Promaxo: Revolutionizing the MRI Industry



The Magnetic Resonance Imaging (MRI) patient flow process has historically been highly inefficient. Physician offices rarely have MRI machines, as their price, size, and usability make physician ownership of MRIs impractical. Instead, doctors typically refer patients to imaging centers.


Promaxo, an Oakland, CA based, private imaging company, seeks to both streamline the patient MRI process - eliminating the need to go back and forth between the doctor and imaging center - and to allow physicians’ offices to offer MRI imaging and MRI-guided interventions. Promaxo’s systems are small form MRIs that can fit in physician offices and are priced to be attractive to such offices. The Promaxo System is the only MRI system under review with FDA with an intended use of a navigation and guidance system and provides access to the physician for needle-guided interventions for prostate cancer. Further, it is the only single-sided MR system to allow open access to the anatomy of interest. The single-sided open face design allows patients to be comfortably positioned outside the scanner, thereby eliminating concerns around claustrophobic patients being placed inside a tight enclosure.


“Promaxo leverages highly innovative MRI technology to capture state-of-the-art diagnostic images within the office space. The solution has the potential to completely overhaul the current standard-of-care in imaging. The combination of the team, technology, and significant opportunity underline an exciting and compelling path forward for Promaxo” - Michael Cole, PhD MBA, Managing Partner at Global Neurohealth Ventures and Assistant Clinical Professor at UC Berkeley.


Promaxo’s MRI system is designed to provide a shift in point of care such that high quality imaging and interventions can be brought directly to a specialist’s office instead of surgical suites and imaging centers. With remote screening capabilities and modernized workflows, steady robotic hands allow surgeons to repeatedly conduct precise surgical procedures while operating from anywhere. This allows patients to move forward with a personalized care plan that may or may not include treatment without experiencing long waiting periods or turnaround times. The Promaxo System is configured to work with conventional, existing robots, and the Company has started its own robot development program designed to best leverage the advantages offered by the system.


According to Promaxo’s CEO, Amit Vohra, “Promaxo’s system is equipped with pre-programmed and optimized pulse sequences making it very easy and efficient to use.

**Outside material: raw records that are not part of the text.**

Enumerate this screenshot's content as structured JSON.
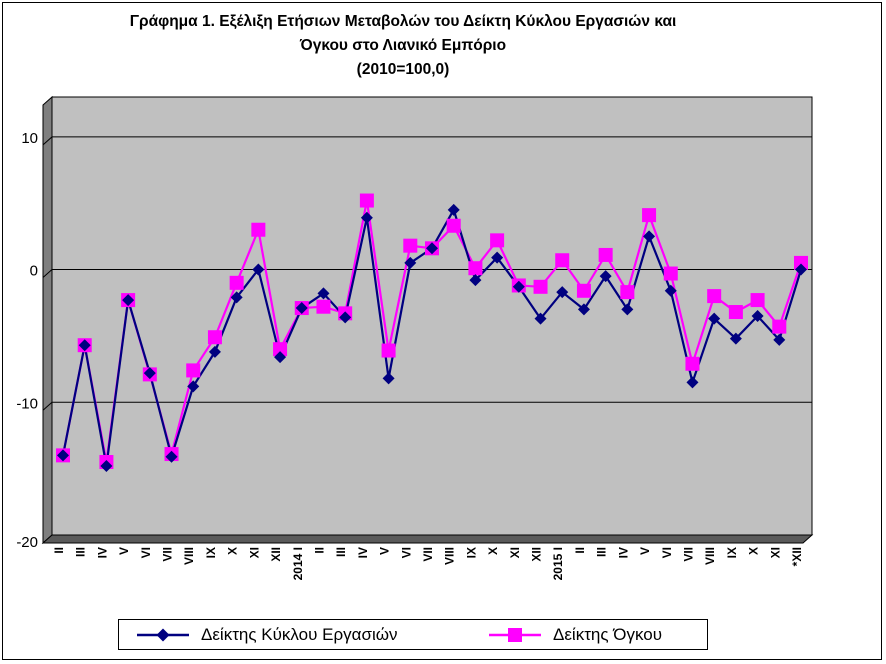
{
  "chart_data": {
    "type": "line",
    "title": "Γράφημα 1. Εξέλιξη Ετήσιων Μεταβολών του Δείκτη Κύκλου Εργασιών και Όγκου στο Λιανικό Εμπόριο",
    "title_lines": [
      "Γράφημα 1. Εξέλιξη Ετήσιων Μεταβολών του Δείκτη Κύκλου Εργασιών και",
      "Όγκου στο Λιανικό Εμπόριο",
      "(2010=100,0)"
    ],
    "xlabel": "",
    "ylabel": "",
    "ylim": [
      -20,
      13
    ],
    "yticks": [
      10,
      0,
      -10,
      -20
    ],
    "grid": true,
    "legend_position": "bottom",
    "categories": [
      "II",
      "III",
      "IV",
      "V",
      "VI",
      "VII",
      "VIII",
      "IX",
      "X",
      "XI",
      "XII",
      "2014 I",
      "II",
      "III",
      "IV",
      "V",
      "VI",
      "VII",
      "VIII",
      "IX",
      "X",
      "XI",
      "XII",
      "2015 I",
      "II",
      "III",
      "IV",
      "V",
      "VI",
      "VII",
      "VIII",
      "IX",
      "X",
      "XI",
      "*XII"
    ],
    "series": [
      {
        "name": "Δείκτης Κύκλου Εργασιών",
        "color": "#000080",
        "marker": "diamond",
        "values": [
          -14.0,
          -5.7,
          -14.8,
          -2.3,
          -7.8,
          -14.1,
          -8.8,
          -6.2,
          -2.1,
          0.0,
          -6.6,
          -2.9,
          -1.8,
          -3.6,
          3.9,
          -8.2,
          0.5,
          1.6,
          4.5,
          -0.8,
          0.9,
          -1.3,
          -3.7,
          -1.7,
          -3.0,
          -0.5,
          -3.0,
          2.5,
          -1.6,
          -8.5,
          -3.7,
          -5.2,
          -3.5,
          -5.3,
          0.0
        ]
      },
      {
        "name": "Δείκτης Όγκου",
        "color": "#FF00FF",
        "marker": "square",
        "values": [
          -14.0,
          -5.7,
          -14.5,
          -2.3,
          -7.9,
          -13.9,
          -7.6,
          -5.1,
          -1.0,
          3.0,
          -6.0,
          -2.9,
          -2.8,
          -3.3,
          5.2,
          -6.1,
          1.8,
          1.6,
          3.3,
          0.1,
          2.2,
          -1.2,
          -1.3,
          0.7,
          -1.6,
          1.1,
          -1.7,
          4.1,
          -0.3,
          -7.1,
          -2.0,
          -3.2,
          -2.3,
          -4.3,
          0.5
        ]
      }
    ]
  }
}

Traditional multi-purpose MRI systems require operators to program a wide range of parameters to evaluate the scan, and as a result, the image quality varies across patients as well as across imaging centers.”


Promaxo’s MRI device was the first reviewed by FDA as a guidance device under a 510(k) application. The technology is covered by over 55 issued patents, and the Company has filed over 10 additional patent applications in 2020 including ones covering the MR system and its applications as well as its in-development robotic system.


Promaxo’s System was initially optimized for prostate imaging and image guided interventions of the prostate. To enable an expansion into a wider range of conditions and anatomies, including brain imaging for the purpose of triaging, screening, diagnosis and intervention for various brain conditions, the Company recently partnered with Martinos Center, an MRI imaging center at Mass General Hospital.


The Promaxo team recently incorporated the Promaxo subsidiary, neuro42, Inc., that is focused on development and commercialization of portable head/brain MRI for diagnosis and interventions of neurological conditions. The Company executed a worldwide, exclusive license to the technology from Dr. Larry Wald's lab at the Martinos Center for Biomedical Imaging (MGH, Harvard). Promaxo was also recently approved by WIRB for an in-house IRB to perform MRI scans on 100 human subjects.